Auch A-Rosa baut größeres Schiff
A-Rosa bringt 2021 ebenfalls ein Schiff auf den Markt, das mit 17,70m breiter ist als die heutigen Einheiten. Gefertigt wird es von der niederländischen Concordia Damen Werft. Mit dem Rhein-Neubau, der über vier Decks verfügt, soll das Erlebnis für Familien an Bord noch weiter optimiert werden. Nach Reedereiangaben gehören Familienkabinen für bis zu fünf Personen zur Ausstattung. Sämtliche Unterkünfte verfügen über Balkone. Ein separater Kinderpool sowie ein eigener Restaurantbereich für die Kleinen sind ebenfalls Bestandteil des sogenannten E-Motion-Schiffes. Darüber hinaus gibt es eine eigene Family Area mit einem stationären Kids Club.

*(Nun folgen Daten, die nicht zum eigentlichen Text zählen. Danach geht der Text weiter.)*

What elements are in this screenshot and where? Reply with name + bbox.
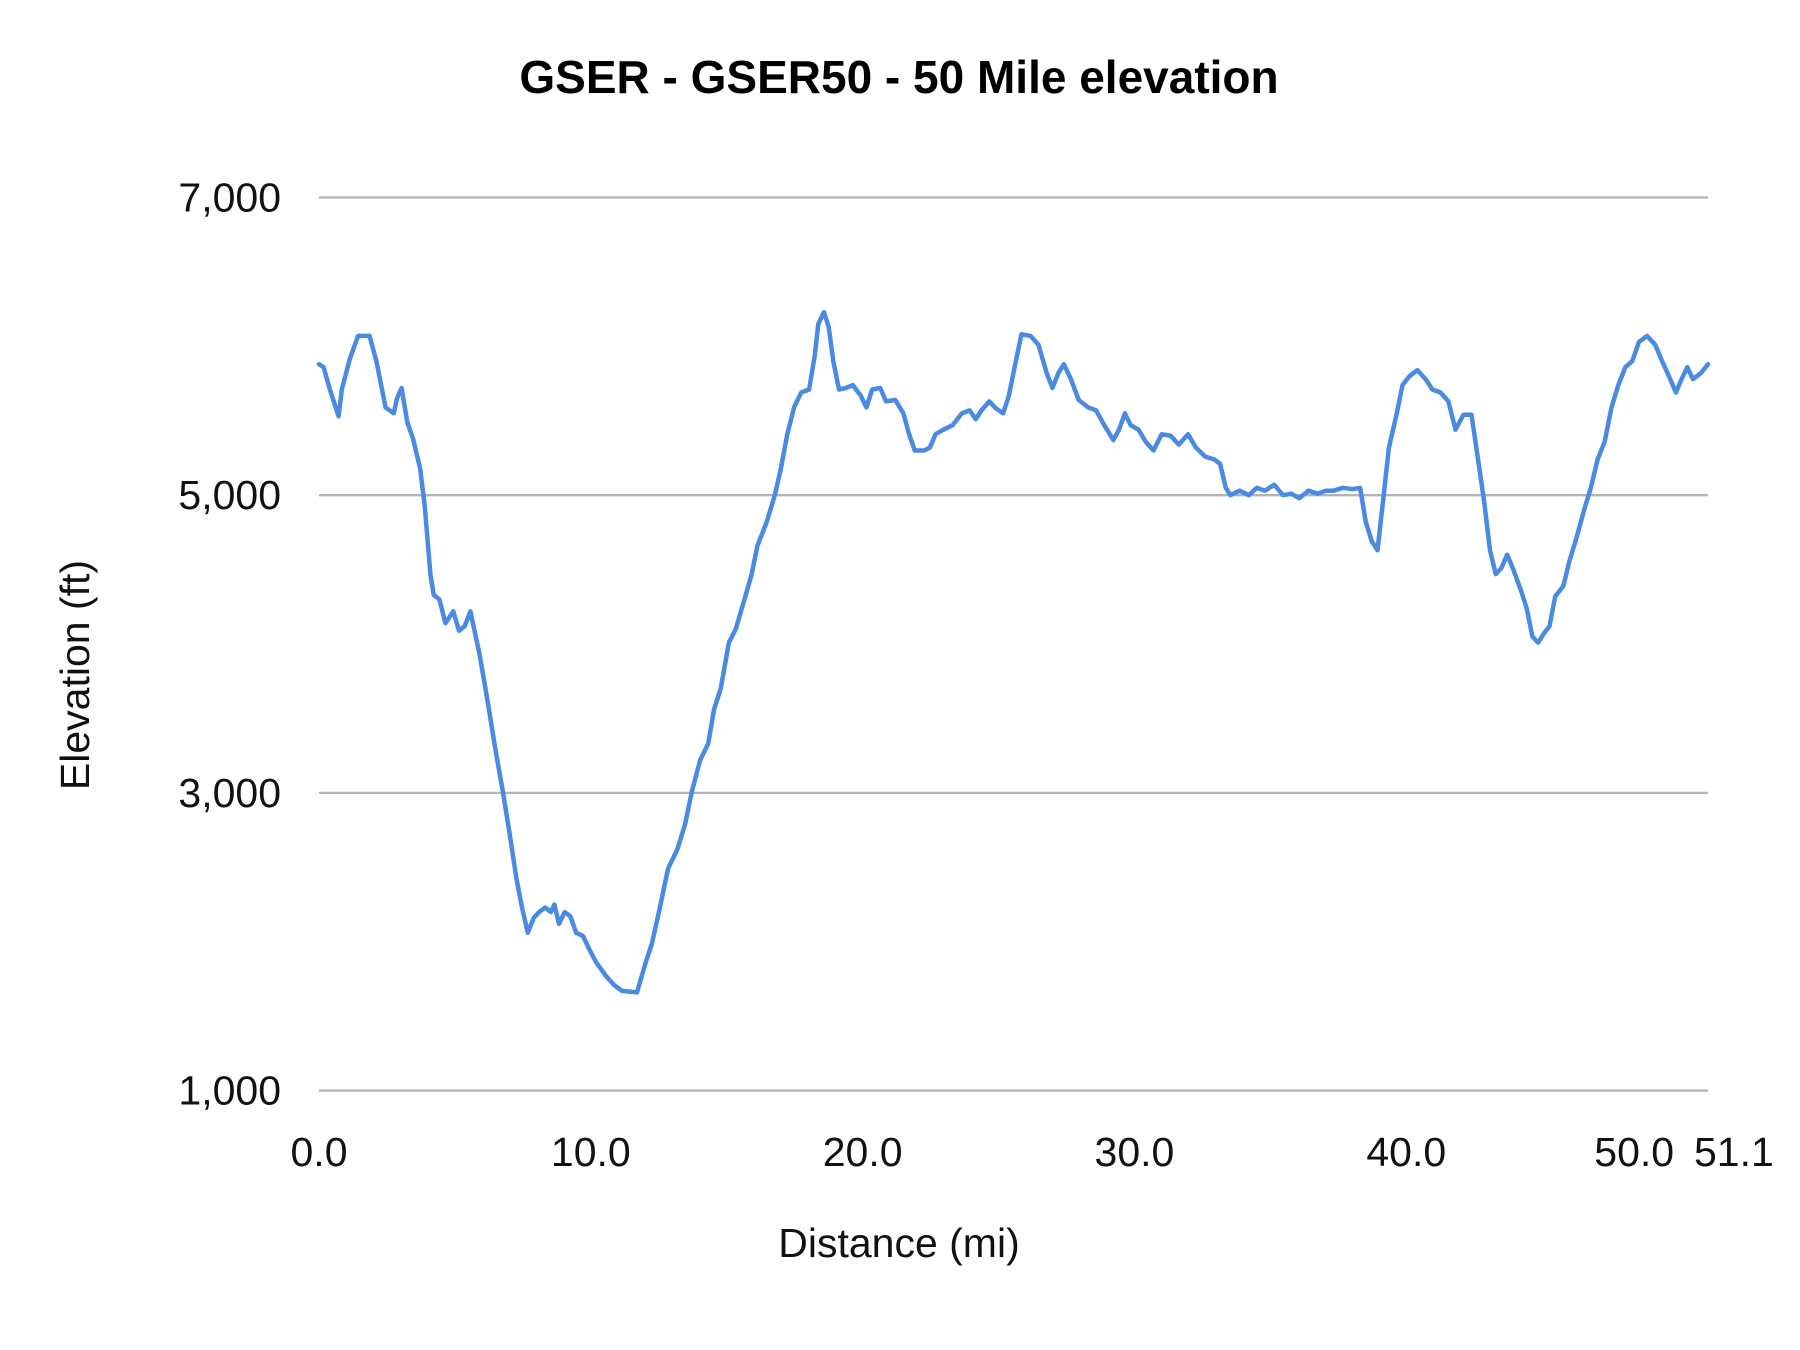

Durch die von der Werft patentierte Luftblasentechnik soll der Dieselverbrauch maßgeblich gesenkt werden. Lutter rechnet mit Einsparungen von etwa 8% allein durch dieses System. Zudem schaltet das Schiff bei Anfahrt auf die Städte vom diesel-elektrischen Antrieb auf Batteriebetrieb um und läuft diese somit emmisionsfrei und nahezu geräuschlos an.
»Dank dieser neuen Technologie werden wir in Zukunft der Lieblingsgast in den von uns besuchten Städten sein«, sagt A-Rosa-Chef Eichler.